Accordingly, SBYD nonprofits need continued AmeriCorps support for funding trained coaches and operational staff. In addition, SBYD nonprofits rely on donated gently used and excess equipment and apparel. Further, access to affordable or free fields and facilities is essential, but unfortunately can be insufficient in numbers and of poor quality.

SBYD nonprofits require more funds and resources to meet the demand and needs of the children in the communities they serve. While these programs are helping an estimated hundreds of thousands of children across the U.S., millions of children are in need of these programs. More funding, resources, and free/low cost access to quality fields and facilities are needed for these programs to ensure all children who want to play can play in the U.S.

YSCN supports the NYSS in developing and promoting a strategy and policy to ensure all children have an opportunity to participate in organized sports and fitness activities. However, this opportunity will not be realized without more financial and resource support from all levels of government, foundations, corporations and the public.

YSCN Recommendations

1) As it is supporting ADM, NYSS would be incomplete and ineffective without fully supporting the implementation of SBYD for youth sports for all children, especially through age 14 and for nonprofit programs serving low income children, to provide organized sports and fitness activities that are fun while also developing important health and life skills and experiences.

2) HHS should facilitate partnerships among academia, youth sports organizations and federal government agencies to develop research/surveys that measure the physical, social and academic impact of SBYD programs, especially those serving youth from underserved communities.

3) HHS should promote and encourage sporting goods companies and competitive youth sports organizations/clubs to donate gently used and excess equipment and apparel to SBYD nonprofits serving low income children within their communities.

4) Continue and expand the federal budget for the Corporation for National and Community Service (CNCS) and its AmeriCorps programs that provide much needed funding to train and pay coaches and operational staff for SBYD nonprofits in order that these nonprofits can allocate more of their budget to include additional children in their programs.

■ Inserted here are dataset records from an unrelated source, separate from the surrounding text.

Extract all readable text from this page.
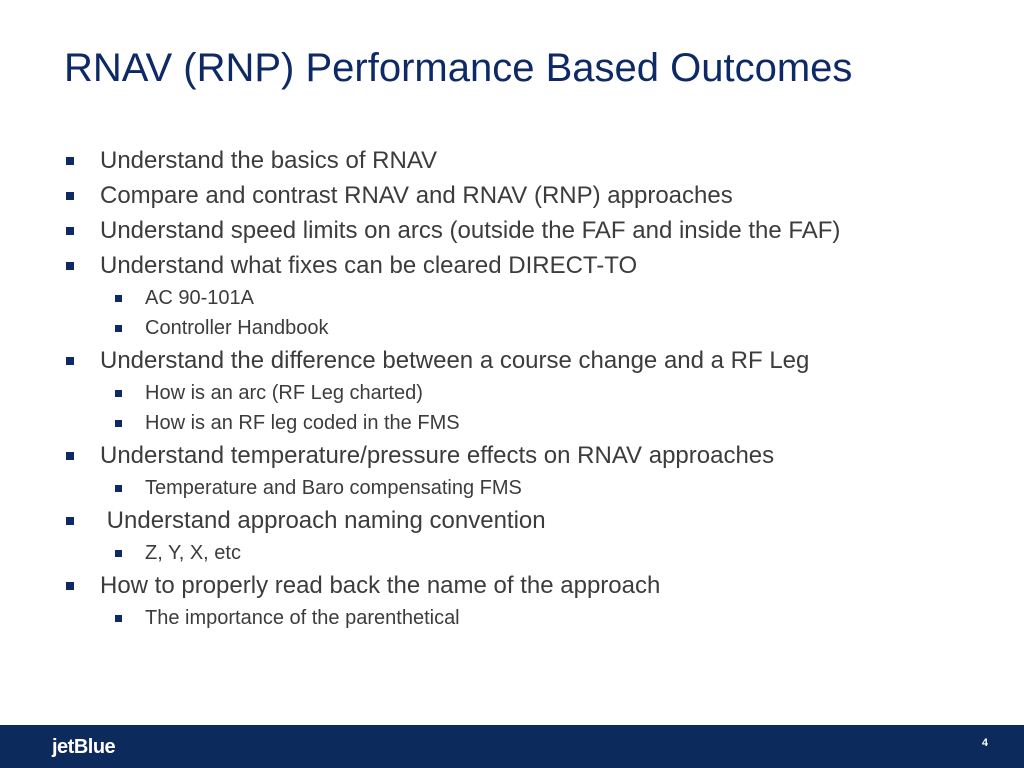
RNAV (RNP) Performance Based Outcomes
Understand the basics of RNAV
Compare and contrast RNAV and RNAV (RNP) approaches
Understand speed limits on arcs (outside the FAF and inside the FAF)
Understand what fixes can be cleared DIRECT-TO
AC 90-101A
Controller Handbook
Understand the difference between a course change and a RF Leg
How is an arc (RF Leg charted)
How is an RF leg coded in the FMS
Understand temperature/pressure effects on RNAV approaches
Temperature and Baro compensating FMS
Understand approach naming convention
Z, Y, X, etc
How to properly read back the name of the approach
The importance of the parenthetical
jetBlue	4
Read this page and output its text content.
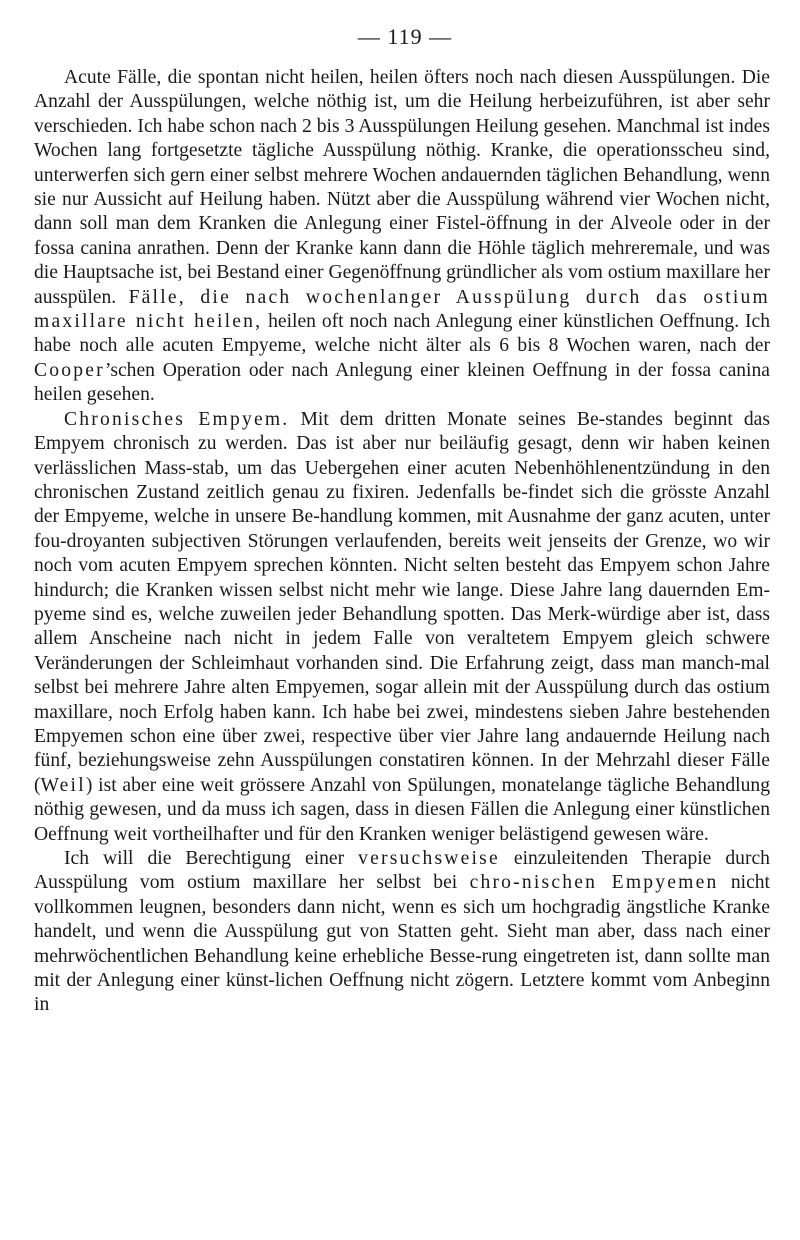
— 119 —

Acute Fälle, die spontan nicht heilen, heilen öfters noch nach diesen Ausspülungen. Die Anzahl der Ausspülungen, welche nöthig ist, um die Heilung herbeizuführen, ist aber sehr verschieden. Ich habe schon nach 2 bis 3 Ausspülungen Heilung gesehen. Manchmal ist indes Wochen lang fortgesetzte tägliche Ausspülung nöthig. Kranke, die operationsscheu sind, unterwerfen sich gern einer selbst mehrere Wochen andauernden täglichen Behandlung, wenn sie nur Aussicht auf Heilung haben. Nützt aber die Ausspülung während vier Wochen nicht, dann soll man dem Kranken die Anlegung einer Fistel-öffnung in der Alveole oder in der fossa canina anrathen. Denn der Kranke kann dann die Höhle täglich mehreremale, und was die Hauptsache ist, bei Bestand einer Gegenöffnung gründlicher als vom ostium maxillare her ausspülen. Fälle, die nach wochenlanger Ausspülung durch das ostium maxillare nicht heilen, heilen oft noch nach Anlegung einer künstlichen Oeffnung. Ich habe noch alle acuten Empyeme, welche nicht älter als 6 bis 8 Wochen waren, nach der Cooper’schen Operation oder nach Anlegung einer kleinen Oeffnung in der fossa canina heilen gesehen.

Chronisches Empyem. Mit dem dritten Monate seines Be-standes beginnt das Empyem chronisch zu werden. Das ist aber nur beiläufig gesagt, denn wir haben keinen verlässlichen Mass-stab, um das Uebergehen einer acuten Nebenhöhlenentzündung in den chronischen Zustand zeitlich genau zu fixiren. Jedenfalls be-findet sich die grösste Anzahl der Empyeme, welche in unsere Be-handlung kommen, mit Ausnahme der ganz acuten, unter fou-droyanten subjectiven Störungen verlaufenden, bereits weit jenseits der Grenze, wo wir noch vom acuten Empyem sprechen könnten. Nicht selten besteht das Empyem schon Jahre hindurch; die Kranken wissen selbst nicht mehr wie lange. Diese Jahre lang dauernden Em-pyeme sind es, welche zuweilen jeder Behandlung spotten. Das Merk-würdige aber ist, dass allem Anscheine nach nicht in jedem Falle von veraltetem Empyem gleich schwere Veränderungen der Schleimhaut vorhanden sind. Die Erfahrung zeigt, dass man manch-mal selbst bei mehrere Jahre alten Empyemen, sogar allein mit der Ausspülung durch das ostium maxillare, noch Erfolg haben kann. Ich habe bei zwei, mindestens sieben Jahre bestehenden Empyemen schon eine über zwei, respective über vier Jahre lang andauernde Heilung nach fünf, beziehungsweise zehn Ausspülungen constatiren können. In der Mehrzahl dieser Fälle (Weil) ist aber eine weit grössere Anzahl von Spülungen, monatelange tägliche Behandlung nöthig gewesen, und da muss ich sagen, dass in diesen Fällen die Anlegung einer künstlichen Oeffnung weit vortheilhafter und für den Kranken weniger belästigend gewesen wäre.

Ich will die Berechtigung einer versuchsweise einzuleitenden Therapie durch Ausspülung vom ostium maxillare her selbst bei chro-nischen Empyemen nicht vollkommen leugnen, besonders dann nicht, wenn es sich um hochgradig ängstliche Kranke handelt, und wenn die Ausspülung gut von Statten geht. Sieht man aber, dass nach einer mehrwöchentlichen Behandlung keine erhebliche Besse-rung eingetreten ist, dann sollte man mit der Anlegung einer künst-lichen Oeffnung nicht zögern. Letztere kommt vom Anbeginn in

5) Support NYSS recommendation for shared-use agreements with public schools and parks and recreation facilities and fields, but urge increasing the number of quality fields and facilities, especially for SBYD nonprofits serving youth in under served communities.

6) HHS encourage the US Olympic and Paralympic Committee to fulfill its Amateur Sports Act purpose of “supporting nationwide sports participation “ by partnering with the major professional sport leagues and the professional players associations to cooperatively organize youth multi-sports festivals throughout the U.S. in order to increase public awareness and financial support of youth sports community programs to achieve Play for All.

7) NYSS should discourage states from requiring any sports participation fees, but if such fees are implemented recommend that such fees should be waived at a minimum for all students receiving Federal school lunch.

8) NYSS should encourage states to allocate some of their gaming, including recently legalized sports betting, tax revenue towards SBYD after school programs in their undeserved communities. As Chapter 7 – Youth Sports Around the World notes, such government funding is being provided in Norway and the United Kingdom on a national basis.

With gaming being regulated and managed by states, states currently collect gaming tax revenues and are thus able to allocate this revenue as each determines appropriate. Many states apply these gaming tax revenues to public education. The President’s Council of Economic Advisors concluded in their 2018 report  “playing sports allows youth to experience the connection between effort and success, and it enhances their academic, economic, and social prospects,” reason enough for states to fund after-school SBYD programs by tax revenue from legal gaming in their state.